Andun have a 3D printer that can be used to generate scale models of designs or even entire structures as part of the design and analysis process. This has been successfully used to convince stakeholders in live projects of the efficacy of innovative lifting gear solutions.

Communication

Email, smartphones and the cloud now make people, designs and knowledge available at a click of a button. This is a far cry from the early days where drawings had to be plotted, folded, and posted to clients. This allows a far more rapid turnaround of design packages. This is particularly important with temporary works design schemes where last minute changes/adaption is common place.

Plant

Construction equipment and plant has evolved and Andun has adapted its designs to move with the drive for larger more efficient plant.

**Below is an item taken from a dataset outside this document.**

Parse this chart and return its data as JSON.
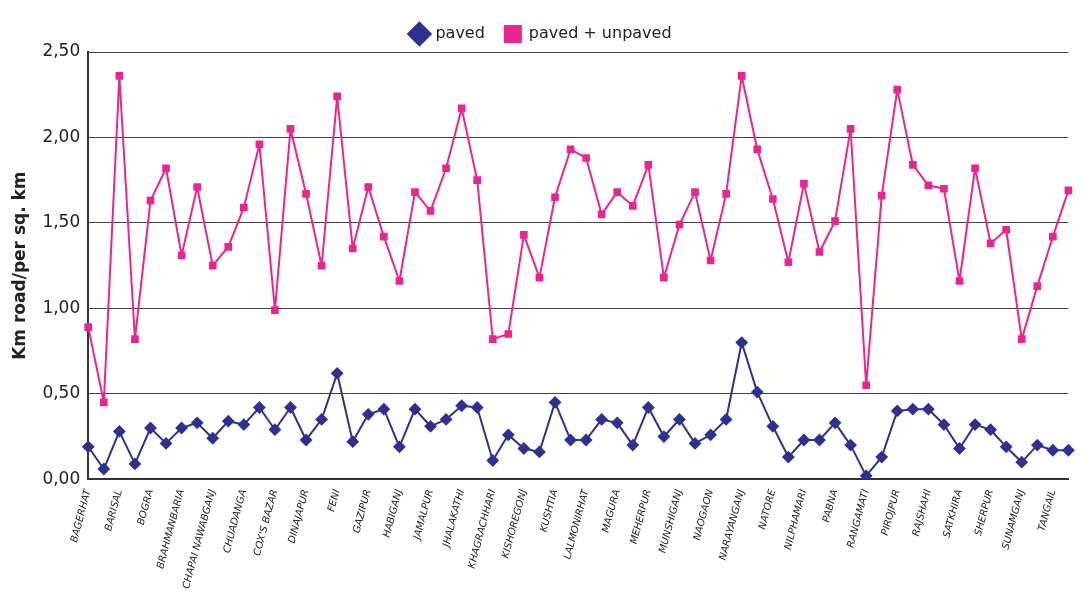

20 years ago 500-tonne cranes were fairly rare in UK construction, whereas they are now fairly commonplace. Similarly long reach excavators have grown dramatically over the past 20 years, putting all but the tallest structure within their reach. This brings with it additional complications from a temporary works design perspective as we now have to design for machines weighing 200 tonnes plus.

We are always learning and investing in the next temporary works design changes that will allow us to stay ahead.